Machine synthesized speech, images and video in high quality and high volume is upon us. Some are used for entertainment purposes, others are created to deliberately spread disinformation. A central component is a class of machine learning called generative adversarial networks (GAN). How far has technology come today, how do the GANs work, and can we see a business potential with this toolset?
This blog consists of three parts with increasing technical focus. In this first post, we will go through the concept of deepfakes and why you should make yourself aware of them. I will also talk about some potential positive usecases of the technology.

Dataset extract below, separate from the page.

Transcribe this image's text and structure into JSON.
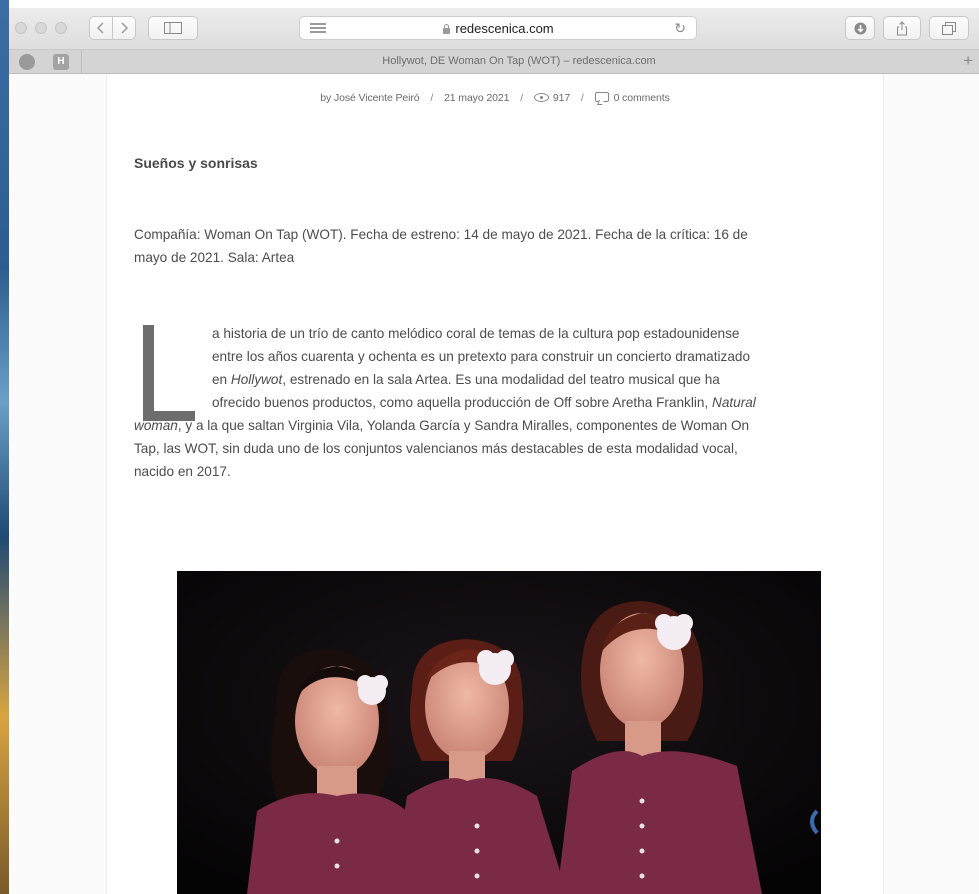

In the second post, I will talk about how GANs work – high level, using the example of the art forger and the art expert.
In the third blog post, you will join me for a test run or a GAN that is able to generate “fake” handwritten digits.
Unless your company’s product or service consists in some form of digital imaging, this topic may seem to have little relevance to you. So why talk about it on the SAP Community Blog, you ask. Good question. I have three reasons:
- It’s fascinating and slightly scary, and we should be aware of the subject.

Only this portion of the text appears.